Her cheeks warmed, and for the millionth time, she considered how far gone she felt. How deep into the labyrinth she’d allowed Paimon to drag her without stopping to consider the consequences he laid at her feet. How it must have been for Nicholas to encounter her, a sniveling girl composed of tears and heartfelt confessions, lunging into his arms and assaulting his mouth with her own. How he must have felt then, how everything in his mind could have shut down from logic and gone strictly to primal instinct. Perhaps a bit of their shared claim leaked through in the revelation. The reason he hadn’t been able to thrust her aside as though she meant nothing was due to the fact that they would always share a blood link.

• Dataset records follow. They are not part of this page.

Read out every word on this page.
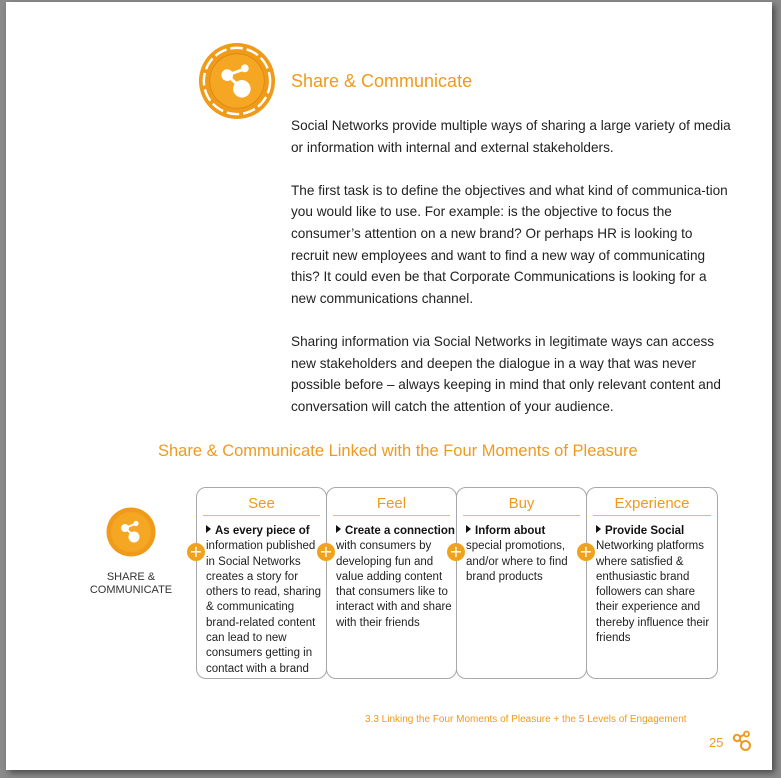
Share & Communicate

Social Networks provide multiple ways of sharing a large variety of media or information with internal and external stakeholders.

The first task is to define the objectives and what kind of communica-tion you would like to use. For example: is the objective to focus the consumer’s attention on a new brand? Or perhaps HR is looking to recruit new employees and want to find a new way of communicating this? It could even be that Corporate Communications is looking for a new communications channel.

Sharing information via Social Networks in legitimate ways can access new stakeholders and deepen the dialogue in a way that was never possible before – always keeping in mind that only relevant content and conversation will catch the attention of your audience.

Share & Communicate Linked with the Four Moments of Pleasure
SHARE &
COMMUNICATE
See
As every piece of
information published in Social Networks creates a story for others to read, sharing & communicating brand-related content can lead to new consumers getting in contact with a brand
Feel
Create a connection
with consumers by developing fun and value adding content that consumers like to interact with and share with their friends
Buy
Inform about
special promotions, and/or where to find brand products
Experience
Provide Social
Networking platforms where satisfied & enthusiastic brand followers can share their experience and thereby influence their friends
+	+	+	+
3.3 Linking the Four Moments of Pleasure + the 5 Levels of Engagement
25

Perhaps the claim had saved her life that night, just as it had saved the hope of regaining herself. Paimon couldn’t erase from her what had been ingrained in her blood, nor could he thoroughly eradicate the memory of her from Nicholas’s subconscious. Somewhere inside her vampire lived the man she loved, beating against plate glass doors and screaming for freedom. Memories pushed at the corners of the inner walls Nicholas had constructed, walls fortified beyond reason. There seemed every chance those memories would be lost forever. The important thing, however, was the fact that they existed.
As long as they existed, so did hope.